Thursday, 3 November 2016

If voting changed anything, they'd make it illegal

I first came across the quote in the headline above when Ken Livingstone published a book by the title in the late 1980s. I didn’t read the book, but I later learnt that Livingstone was quoting the anarchist activist, Emma Goldman (attributed to her anyway), but it got me to thinking about this issue for the first time. I am from a traditional Labour voting background, and voting (Labour) was just what my family did. It didn’t stop Livingstone standing for election of course.

To set it in the context of the political times, we were getting on for ten year’s into Margaret Thatcher’s Tory government, and it struck me that the government elected into power in 1979, had changed things considerably from the post second world war welfare capitalism settlement. Of course the welfare capitalism of the time had been driven by the threat of the USSR, offering an alternative economic model, albeit not a good one, but it was credible all the same. By the late 1980s the USSR was crumbling and finally collapsed in 1989.

The changes brought by Thatcher were essentially a regression to the pre-second world war days, and all in favour of the capitalist class, in a rolling back of the welfare capitalism year’s gains for most people. It is true that the Labour governments, in 1945-51, 1964-70 and1974-79, did achieve many good things, but the situation was favourable, because, as I say, the USSR worried the capitalist establishment, so they played along, although rumours abounded in the 1970s of an army coup, to quell the trade unions. In general, the situation was tolerated.

Capital was doing well in western countries, with continual growth in the post war period, and inequality for people reduced. Succeeding generations were getting wealthier, and the Tory UK Prime Minister in the late 1950s, Harold MacMillan, coined the phrase, ‘you’ve never had so good.’ But by the 1970s the Keynesian economic system was in crisis, and was pushed even further by a steep rise in the price of oil. A new term emerged to describe our economic woes, stagflation.

The capitalist’s saw their chance and began expanding their markets into what was previously publicly owned companies, crushing the trade unions and changing the culture of the country along the way, to one of individualism. Growth was restored, and profits increased. Tax on corporation and wealthy individuals was reduced. All introduced by an elected UK right wing government.

But nothing like this has happened on the left of politics, not by electoral means anyway. In South America, some gains have been made by socialist governments, but they are constantly under threat of overthrow by the forces of capital, that it is an uphill battle. The circumstances in South America, with large populations of indigenous people, make this a situation very different from western countries though.

Emma Goldman (1869-1940)

So, we might conclude, that in some quite unique circumstances, some positive change can be delivered from the left of politics, by electoral means, but this is piecemeal and fleeting. Capital’s hold over our politics is too strong to be transcended completely by government policy which aims to reduce the profits of the capitalist class.
Elections then amount to a choice between Coca Cola or Pepsi, so what is the point of participating in them? When Russell Brand encouraged people not to vote, he was rounded on by the media establishment, and forced into changing his advice, but Brand was only really reflecting what was happening anyway, with voter turn outs at elections in the UK falling, since 2001. That year’s general election, was a record low 59% turn out, and that only of registered voters. How many don’t even bother to register?

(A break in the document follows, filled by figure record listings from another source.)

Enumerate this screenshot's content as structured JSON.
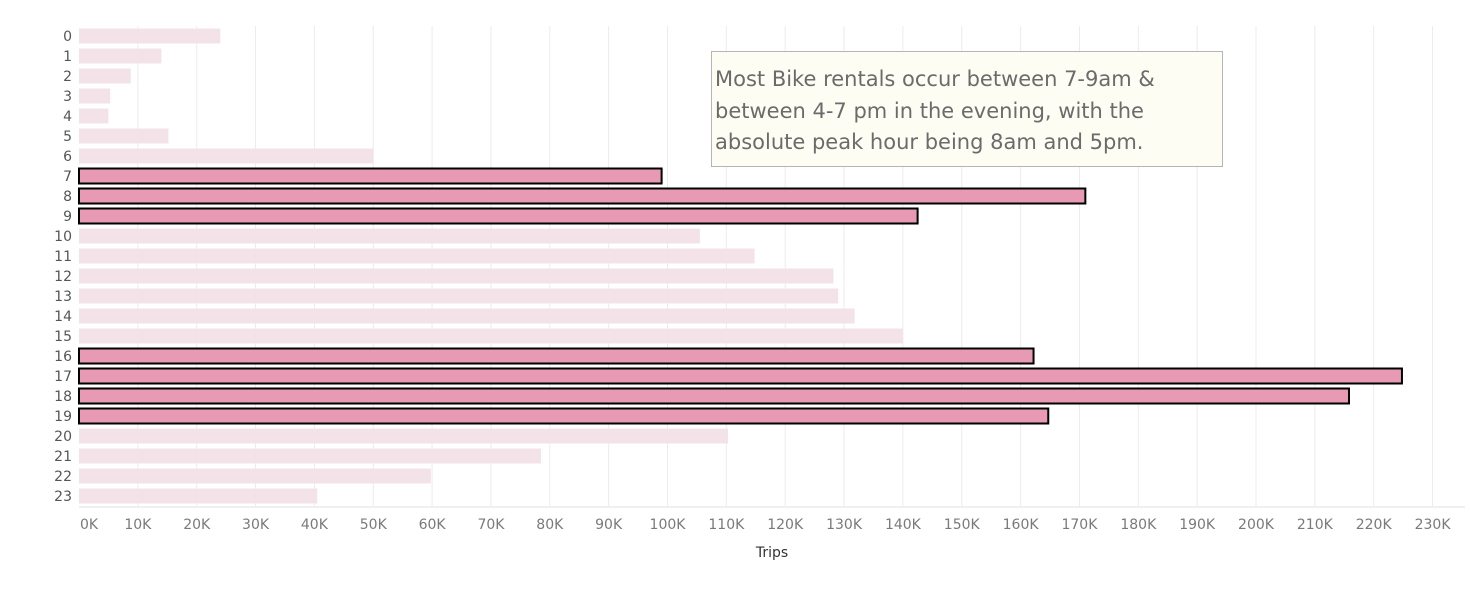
{
  "chart_data": {
    "type": "bar",
    "orientation": "horizontal",
    "categories": [
      "0",
      "1",
      "2",
      "3",
      "4",
      "5",
      "6",
      "7",
      "8",
      "9",
      "10",
      "11",
      "12",
      "13",
      "14",
      "15",
      "16",
      "17",
      "18",
      "19",
      "20",
      "21",
      "22",
      "23"
    ],
    "values": [
      24000,
      14000,
      8800,
      5300,
      5000,
      15200,
      50000,
      99000,
      171000,
      142500,
      105500,
      114800,
      128200,
      129000,
      131800,
      140000,
      162200,
      224800,
      215800,
      164700,
      110300,
      78500,
      59800,
      40500
    ],
    "highlighted": [
      "7",
      "8",
      "9",
      "16",
      "17",
      "18",
      "19"
    ],
    "xlabel": "Trips",
    "xlim": [
      0,
      235000
    ],
    "x_ticks": [
      "0K",
      "10K",
      "20K",
      "30K",
      "40K",
      "50K",
      "60K",
      "70K",
      "80K",
      "90K",
      "100K",
      "110K",
      "120K",
      "130K",
      "140K",
      "150K",
      "160K",
      "170K",
      "180K",
      "190K",
      "200K",
      "210K",
      "220K",
      "230K"
    ],
    "grid": true,
    "colors": {
      "highlight": "#e89ab4",
      "dimmed": "#f3e3e8",
      "outline": "#000000",
      "grid": "#ececec"
    },
    "annotation": "Most Bike rentals occur between 7-9am & between 4-7 pm in the evening, with the absolute peak hour being 8am and 5pm."
  }
}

The local anarchist’s in my area tell people not to vote, but are very active in putting pressure on those who do get elected. Their argument for not voting, is that it delegitimises the election, and I guess if turn out was very low, then it would do this. Whether this would bother the politicians too much is open to debate though. There would probably be some hand wringing, but I wouldn’t have thought they would resign if less than half of the voters participated. After all, local council politicians are often elected by only around 30% of the electorate, and they seem perfectly happy.

Going off subject a little, one place where abstentions do seem to concern the leadership is with workplace staff surveys. Nothing seems to wind up the management as much as their staff not bothering to complete the survey. They prefer a negative response to none at all, as they seem to sense that their staff have tired of giving them the response they want to hear or even telling the truth, as experience teaches that nothing changes anyway. Might as well wind them up by not participating, what is there to lose?

This is always an area of debate on the socialist left, reform or revolution?  Reformism is capable of only limited change in a leftward direction, but socialist revolutions have produced only autocratic, centralised governing bureaucracies. Maybe revolutionary change doesn’t have to be like this, but history teaches us that has been the outcome. I guess I’ll carry on voting and continue to agitate for rebellion and ecosocialism.

Here’s another quote from Emma Goldman, speaking about anarchism and free association:

"It seems to me that these are the new forms of life," she wrote, "and that they will take the place of the old, not by preaching or voting, but by living them." (Quoted in Wexler, Intimate).